Prioritize the most significant needs in terms of Operational efficiency improvements. Obviously, these may include:

  • Find and eliminate sources of rework
  • Create alerts that highlight developing issues before they become fires to fight
  • Identify areas for improvement in terms of efficiencies and flow
  • Evaluate sourcing weaknesses or inefficiencies
  • Optimize SG&A spend
  • Evaluate inventory optimization opportunities

Conduct financial assessments to ensure:

  • Access to the appropriate capital structure to facilitate growth that achieves the objectives of the business
  • An achievable working budget
  • Financial controls and oversight
  • The existence of an appropriate financial planning and analysis cadence.

Feedback loops and cross checks must be in check as well, which requires access to data.

It will be important to take advantage of business intelligence tools, dashboards and analytics to support not only financial decisions, but strategic and operational decisions, as well. C-level executives will need to ensure the availability, management and analysis of data, the right data. Doing so requires assessing data architecture, the accuracy of data, determining data gaps, and ensuring the availability of actionable reporting.

Institutionalizing KPIs and other reporting standards and expectations will be critical.

  • Assess Functional reporting across metrics that matter most
  • Standardize reporting processes
  • Decide on KPIs and Real-time metrics (such as number of customers, delivery backlog, product forecasting, stock performance, systems downtime, and cashflow)
  • Ensure there is dedicated communication and reviews with relevant stakeholders
  • Pivot, adjust and re-adjust, based on actual data

Concluding the assessment phase entails understanding what support and service capabilities the Company can access, internally and externally. Strive to understand the comprehensive set of resources available from the PEG sponsor, and create a list of partnering needs and requirements. What support can and will the Private Equity sponsor provide? Assess/evaluate service providers, based on assessment criteria. What service provide and supplier relationships are working well, and what needs to be improved?
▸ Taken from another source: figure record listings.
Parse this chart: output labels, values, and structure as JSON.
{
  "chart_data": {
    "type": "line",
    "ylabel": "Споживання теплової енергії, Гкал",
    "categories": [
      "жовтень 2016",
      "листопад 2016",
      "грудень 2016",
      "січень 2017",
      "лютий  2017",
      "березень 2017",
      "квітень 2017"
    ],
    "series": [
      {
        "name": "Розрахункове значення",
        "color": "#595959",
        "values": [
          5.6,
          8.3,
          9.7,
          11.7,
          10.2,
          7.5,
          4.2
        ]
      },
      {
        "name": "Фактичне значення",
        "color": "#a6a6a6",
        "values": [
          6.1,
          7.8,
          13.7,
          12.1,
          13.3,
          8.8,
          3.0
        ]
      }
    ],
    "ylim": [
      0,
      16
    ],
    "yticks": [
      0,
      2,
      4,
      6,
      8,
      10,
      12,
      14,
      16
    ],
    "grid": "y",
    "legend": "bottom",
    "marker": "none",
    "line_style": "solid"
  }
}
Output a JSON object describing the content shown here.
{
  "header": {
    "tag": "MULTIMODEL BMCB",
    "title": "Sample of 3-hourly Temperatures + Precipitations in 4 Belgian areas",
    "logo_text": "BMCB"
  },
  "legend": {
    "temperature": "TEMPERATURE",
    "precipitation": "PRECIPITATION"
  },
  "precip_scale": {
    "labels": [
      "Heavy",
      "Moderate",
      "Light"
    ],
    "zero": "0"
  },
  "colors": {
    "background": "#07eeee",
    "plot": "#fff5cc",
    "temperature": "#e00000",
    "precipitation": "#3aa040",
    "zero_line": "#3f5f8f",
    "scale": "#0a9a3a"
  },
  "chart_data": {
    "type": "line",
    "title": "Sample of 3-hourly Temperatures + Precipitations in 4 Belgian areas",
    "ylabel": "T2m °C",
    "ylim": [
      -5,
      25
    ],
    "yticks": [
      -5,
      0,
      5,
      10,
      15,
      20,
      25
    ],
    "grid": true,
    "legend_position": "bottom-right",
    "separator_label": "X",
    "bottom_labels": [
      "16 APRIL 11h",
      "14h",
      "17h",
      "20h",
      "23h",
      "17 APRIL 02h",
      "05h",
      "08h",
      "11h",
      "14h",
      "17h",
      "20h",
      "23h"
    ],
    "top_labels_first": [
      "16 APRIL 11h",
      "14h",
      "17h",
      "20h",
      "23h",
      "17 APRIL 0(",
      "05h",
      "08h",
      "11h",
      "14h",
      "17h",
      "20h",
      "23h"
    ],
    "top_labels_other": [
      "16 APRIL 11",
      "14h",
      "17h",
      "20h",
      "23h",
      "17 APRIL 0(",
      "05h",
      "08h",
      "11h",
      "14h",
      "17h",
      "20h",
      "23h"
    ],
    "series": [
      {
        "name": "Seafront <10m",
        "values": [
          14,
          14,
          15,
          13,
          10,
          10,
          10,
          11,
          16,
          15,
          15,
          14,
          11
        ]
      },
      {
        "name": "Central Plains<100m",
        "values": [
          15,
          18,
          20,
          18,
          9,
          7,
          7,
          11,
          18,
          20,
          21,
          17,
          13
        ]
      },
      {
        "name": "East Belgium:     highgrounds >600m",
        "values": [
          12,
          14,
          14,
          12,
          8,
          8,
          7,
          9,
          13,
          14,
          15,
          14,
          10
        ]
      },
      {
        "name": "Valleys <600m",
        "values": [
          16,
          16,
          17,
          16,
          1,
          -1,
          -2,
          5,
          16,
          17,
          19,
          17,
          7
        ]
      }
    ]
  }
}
After these assessments are complete, make change decisions regarding internal and external service/support functions.

As the first 90-100 days draws to a close, or in some situations, even more rapidly than that, the assessment phase has resulted in the need to execute changes. Some of these implementations will be designed to take advnatage of strengths and in other cases, improvements are needed to compensate for or remediate weaknesses.

By the end of the First 100 Days, management will have a much clearer understanding of where to focus, why, and how they are being held accountable. Most experienced Operators agree that the single most important area of the business to “get right” in the first 100 days is human capital alignment. As we know, culture trumps strategy, and the right people in the right places doing the right things can fix just about any defect in functional areas of the business.